Cuando me desperté al día siguiente, parpadeando lentamente, me encontré de lleno con el rostro fruncido de Elizabeth, que me observaba a una distancia muy escasa. Se alejó cuando notó que me había despertado, pero sin dejar de verse estresada.
—Por fin. Te he estado llamando durante media hora.
—¿Y Thomas?—pregunté con la voz enronquecida, reacomodándome el pijama.
—Ya se fue. Necesito que te levantes, te asees y desayunes lo más rápido posible para que podamos salir.
—¿Salir?
No recordaba ningún plan que incluyera salir.
—Sí, a comprar el vestido.
Hasta que los flashbacks me llegaron de golpe.
—Ah, la cena.
—Sí, la cena—Elizabeth colocó varias prendas perfectamente doblabas encima de mí, sustituyendo su expresión por una tensa sonrisa—. Me tomé la libertad de buscar entre tus cosas algo que puedas ponerte, te esperaré afuera.
Cerró la puerta a sus espaldas, dejándome sola entre el silencio de la habitación.
Encendí la TV apenas reuní la fuerza necesaria para salir de la cama. Puse un programa matutino y caminé directamente hacia el baño. Cuando salí de nuevo una de las presentadoras estaba hablando de Damon y Halsey, y de la chica misteriosa que habían captado junto a Damon (quien al parecer no suele salir con nadie a caminar), como si fuéramos la cura a algo.
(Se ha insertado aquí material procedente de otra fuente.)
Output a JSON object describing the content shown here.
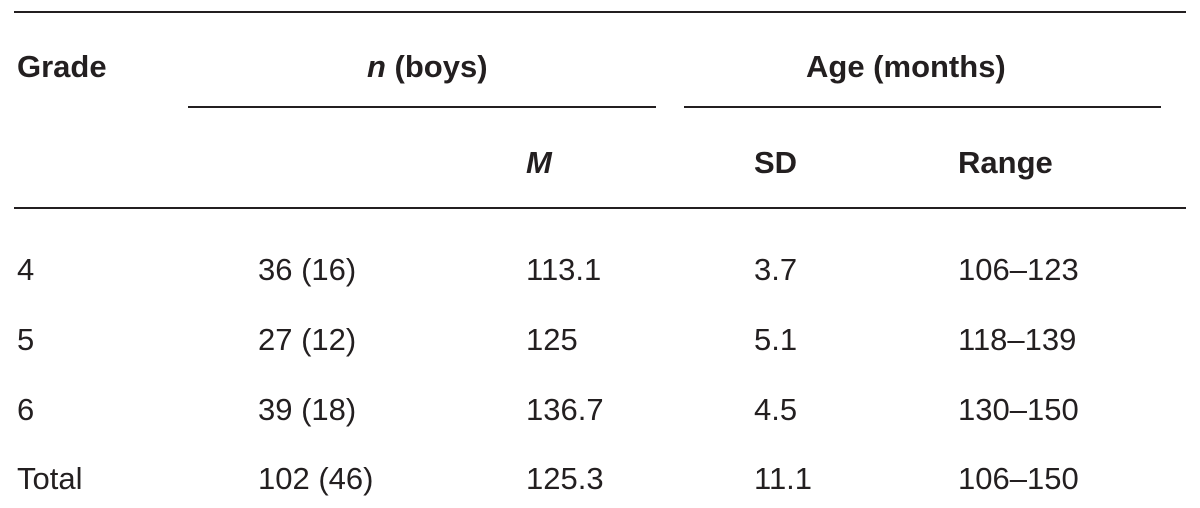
{
  "table": {
    "header_top": {
      "grade": "Grade",
      "n_italic": "n",
      "n_rest": " (boys)",
      "age": "Age (months)"
    },
    "header_sub": {
      "mean": "M",
      "sd": "SD",
      "range": "Range"
    },
    "rows": [
      {
        "grade": "4",
        "n": "36 (16)",
        "m": "113.1",
        "sd": "3.7",
        "range": "106–123"
      },
      {
        "grade": "5",
        "n": "27 (12)",
        "m": "125",
        "sd": "5.1",
        "range": "118–139"
      },
      {
        "grade": "6",
        "n": "39 (18)",
        "m": "136.7",
        "sd": "4.5",
        "range": "130–150"
      },
      {
        "grade": "Total",
        "n": "102 (46)",
        "m": "125.3",
        "sd": "11.1",
        "range": "106–150"
      }
    ]
  }
}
Habían establecido un debate sobre si mi existencia perjudicaba mínimamente la relación de ellos, pero la mayoría parecía de acuerdo con que era demasiado pronto para sacar conclusiones, y con que ninguna chica podría competir realmente contra Halsey. Vi la foto que pusieron de ella y terminé dándoles la razón, porque por lo menos yo jamás podría igualarla, antes de decidir que no tenía caso prestarle atención a nada de lo que decían.
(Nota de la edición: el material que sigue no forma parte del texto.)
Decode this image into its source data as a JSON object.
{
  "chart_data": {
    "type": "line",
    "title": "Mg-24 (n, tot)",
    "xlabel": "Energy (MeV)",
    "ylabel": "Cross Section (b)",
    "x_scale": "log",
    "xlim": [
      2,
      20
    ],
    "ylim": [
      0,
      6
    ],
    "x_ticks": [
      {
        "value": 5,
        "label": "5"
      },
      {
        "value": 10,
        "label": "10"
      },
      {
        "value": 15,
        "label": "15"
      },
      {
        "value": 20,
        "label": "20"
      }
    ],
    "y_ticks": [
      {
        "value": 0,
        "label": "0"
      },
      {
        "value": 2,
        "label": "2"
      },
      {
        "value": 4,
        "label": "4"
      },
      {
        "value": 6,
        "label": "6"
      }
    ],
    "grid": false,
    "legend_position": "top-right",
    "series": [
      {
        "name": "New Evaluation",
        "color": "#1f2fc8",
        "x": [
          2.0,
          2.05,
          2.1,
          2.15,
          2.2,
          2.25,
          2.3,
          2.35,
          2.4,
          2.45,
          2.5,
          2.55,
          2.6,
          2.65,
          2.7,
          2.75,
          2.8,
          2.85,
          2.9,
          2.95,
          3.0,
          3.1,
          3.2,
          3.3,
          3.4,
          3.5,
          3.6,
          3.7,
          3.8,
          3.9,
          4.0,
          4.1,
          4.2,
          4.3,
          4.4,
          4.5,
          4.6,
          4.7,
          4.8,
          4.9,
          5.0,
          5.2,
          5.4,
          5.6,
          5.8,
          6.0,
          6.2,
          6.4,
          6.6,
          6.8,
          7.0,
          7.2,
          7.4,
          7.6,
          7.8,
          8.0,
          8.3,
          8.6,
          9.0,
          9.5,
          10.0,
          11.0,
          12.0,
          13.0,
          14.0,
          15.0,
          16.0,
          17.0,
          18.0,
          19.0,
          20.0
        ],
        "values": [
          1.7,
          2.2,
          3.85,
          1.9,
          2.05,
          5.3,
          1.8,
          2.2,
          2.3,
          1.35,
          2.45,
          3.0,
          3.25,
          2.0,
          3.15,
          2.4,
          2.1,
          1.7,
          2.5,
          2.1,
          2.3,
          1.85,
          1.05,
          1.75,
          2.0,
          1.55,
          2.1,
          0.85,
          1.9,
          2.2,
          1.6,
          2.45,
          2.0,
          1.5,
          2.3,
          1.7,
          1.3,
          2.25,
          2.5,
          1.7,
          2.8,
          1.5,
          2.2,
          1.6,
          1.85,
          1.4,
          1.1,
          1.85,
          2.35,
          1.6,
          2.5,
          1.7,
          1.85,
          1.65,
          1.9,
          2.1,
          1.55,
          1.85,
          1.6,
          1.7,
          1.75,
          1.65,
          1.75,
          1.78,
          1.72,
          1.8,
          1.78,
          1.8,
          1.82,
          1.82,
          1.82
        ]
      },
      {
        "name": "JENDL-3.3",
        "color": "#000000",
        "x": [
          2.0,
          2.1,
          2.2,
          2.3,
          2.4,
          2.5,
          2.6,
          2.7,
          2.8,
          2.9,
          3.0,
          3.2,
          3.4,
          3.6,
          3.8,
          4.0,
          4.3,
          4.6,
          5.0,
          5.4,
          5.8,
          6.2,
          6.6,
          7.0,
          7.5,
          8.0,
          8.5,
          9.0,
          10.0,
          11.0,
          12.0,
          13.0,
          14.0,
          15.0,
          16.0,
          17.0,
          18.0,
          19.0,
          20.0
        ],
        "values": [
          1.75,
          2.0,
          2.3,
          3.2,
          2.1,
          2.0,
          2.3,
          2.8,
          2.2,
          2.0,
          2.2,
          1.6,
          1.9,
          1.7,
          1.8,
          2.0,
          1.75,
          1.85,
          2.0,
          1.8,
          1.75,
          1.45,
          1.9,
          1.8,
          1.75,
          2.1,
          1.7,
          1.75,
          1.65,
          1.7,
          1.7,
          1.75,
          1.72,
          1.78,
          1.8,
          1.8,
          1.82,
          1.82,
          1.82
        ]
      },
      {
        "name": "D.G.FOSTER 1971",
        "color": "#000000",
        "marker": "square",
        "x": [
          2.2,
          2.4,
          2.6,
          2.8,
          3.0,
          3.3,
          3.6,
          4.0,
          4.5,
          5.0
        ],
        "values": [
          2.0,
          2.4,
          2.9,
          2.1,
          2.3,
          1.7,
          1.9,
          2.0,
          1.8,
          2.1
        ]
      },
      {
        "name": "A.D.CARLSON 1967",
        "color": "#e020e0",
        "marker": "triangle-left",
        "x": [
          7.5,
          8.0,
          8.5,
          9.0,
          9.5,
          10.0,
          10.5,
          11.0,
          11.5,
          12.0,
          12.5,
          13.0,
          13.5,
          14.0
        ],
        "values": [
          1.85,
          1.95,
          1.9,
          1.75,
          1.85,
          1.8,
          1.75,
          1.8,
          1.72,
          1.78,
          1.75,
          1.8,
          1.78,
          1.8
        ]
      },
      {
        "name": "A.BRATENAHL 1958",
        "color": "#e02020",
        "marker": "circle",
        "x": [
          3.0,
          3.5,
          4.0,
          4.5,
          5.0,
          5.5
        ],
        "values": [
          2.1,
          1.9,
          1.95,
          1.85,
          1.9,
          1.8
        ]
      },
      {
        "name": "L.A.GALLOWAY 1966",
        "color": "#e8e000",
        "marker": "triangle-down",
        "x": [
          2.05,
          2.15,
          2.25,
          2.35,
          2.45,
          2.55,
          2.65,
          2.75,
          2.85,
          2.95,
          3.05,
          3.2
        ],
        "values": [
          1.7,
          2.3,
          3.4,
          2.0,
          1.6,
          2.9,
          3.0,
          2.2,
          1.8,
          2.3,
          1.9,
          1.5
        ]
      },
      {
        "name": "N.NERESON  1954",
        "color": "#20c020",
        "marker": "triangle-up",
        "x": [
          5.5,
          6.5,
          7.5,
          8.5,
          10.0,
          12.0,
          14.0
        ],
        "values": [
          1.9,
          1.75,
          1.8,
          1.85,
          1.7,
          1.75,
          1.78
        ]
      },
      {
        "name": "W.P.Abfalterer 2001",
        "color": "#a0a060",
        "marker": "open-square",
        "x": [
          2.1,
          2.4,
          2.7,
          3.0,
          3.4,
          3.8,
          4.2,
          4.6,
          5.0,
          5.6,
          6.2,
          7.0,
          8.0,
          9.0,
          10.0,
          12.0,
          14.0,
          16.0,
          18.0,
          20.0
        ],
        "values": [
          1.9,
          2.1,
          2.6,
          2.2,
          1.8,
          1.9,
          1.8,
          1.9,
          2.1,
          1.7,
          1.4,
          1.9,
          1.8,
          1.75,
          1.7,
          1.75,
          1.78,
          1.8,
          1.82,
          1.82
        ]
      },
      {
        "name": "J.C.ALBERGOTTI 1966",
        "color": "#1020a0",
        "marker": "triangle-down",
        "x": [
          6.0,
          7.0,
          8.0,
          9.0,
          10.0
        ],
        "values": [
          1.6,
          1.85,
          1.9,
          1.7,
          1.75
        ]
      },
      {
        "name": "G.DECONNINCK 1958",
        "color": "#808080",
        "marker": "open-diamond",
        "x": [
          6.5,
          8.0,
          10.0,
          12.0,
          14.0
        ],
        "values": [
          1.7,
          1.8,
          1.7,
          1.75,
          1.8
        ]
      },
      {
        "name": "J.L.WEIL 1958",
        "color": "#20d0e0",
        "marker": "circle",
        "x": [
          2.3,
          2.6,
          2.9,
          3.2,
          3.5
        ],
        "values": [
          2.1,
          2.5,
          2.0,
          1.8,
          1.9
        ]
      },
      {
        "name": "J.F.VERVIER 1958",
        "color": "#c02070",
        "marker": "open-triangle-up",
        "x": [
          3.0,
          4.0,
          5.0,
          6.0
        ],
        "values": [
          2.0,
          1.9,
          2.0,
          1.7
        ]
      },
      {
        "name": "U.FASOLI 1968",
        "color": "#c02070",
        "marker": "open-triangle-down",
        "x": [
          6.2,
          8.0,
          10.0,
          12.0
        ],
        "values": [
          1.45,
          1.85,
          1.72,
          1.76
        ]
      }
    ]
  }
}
Elizabeth me miró desde el otro lado de la barra.
—Damon dejó esto para ti—y me extendió una tarjeta de crédito ilimitado.
La tomé por inercia, un tanto incomoda.
—Llevaré mi dinero.
—Sí, bueno, no es por desanimarte, pero dudo que puedas pagar algún vestido decente sólo con tu dinero.
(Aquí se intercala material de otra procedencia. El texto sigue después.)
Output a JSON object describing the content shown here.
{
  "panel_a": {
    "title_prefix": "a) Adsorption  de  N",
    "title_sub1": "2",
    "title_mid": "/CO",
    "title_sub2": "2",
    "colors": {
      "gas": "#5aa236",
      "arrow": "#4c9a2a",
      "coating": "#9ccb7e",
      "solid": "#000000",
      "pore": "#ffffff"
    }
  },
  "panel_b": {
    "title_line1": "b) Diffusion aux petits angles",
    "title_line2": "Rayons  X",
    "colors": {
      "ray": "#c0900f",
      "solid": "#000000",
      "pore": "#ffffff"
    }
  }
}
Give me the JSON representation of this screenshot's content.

Esa frase fue la única señal que necesité para entender que ella no pensaba llevarme a las tiendas que yo tenía en mente.
—Será una cena pequeña pero importante. Si no quieres ser destrozada por Halsey tendrás que esforzarte para destacar.
—Pero es que yo no quiero…
—Shhh… yo me encargo. Me aseguraré de que nadie pueda apartar los ojos de ti.
Comencé a temer el camino que, al parecer, todos querían que tomara esa cena.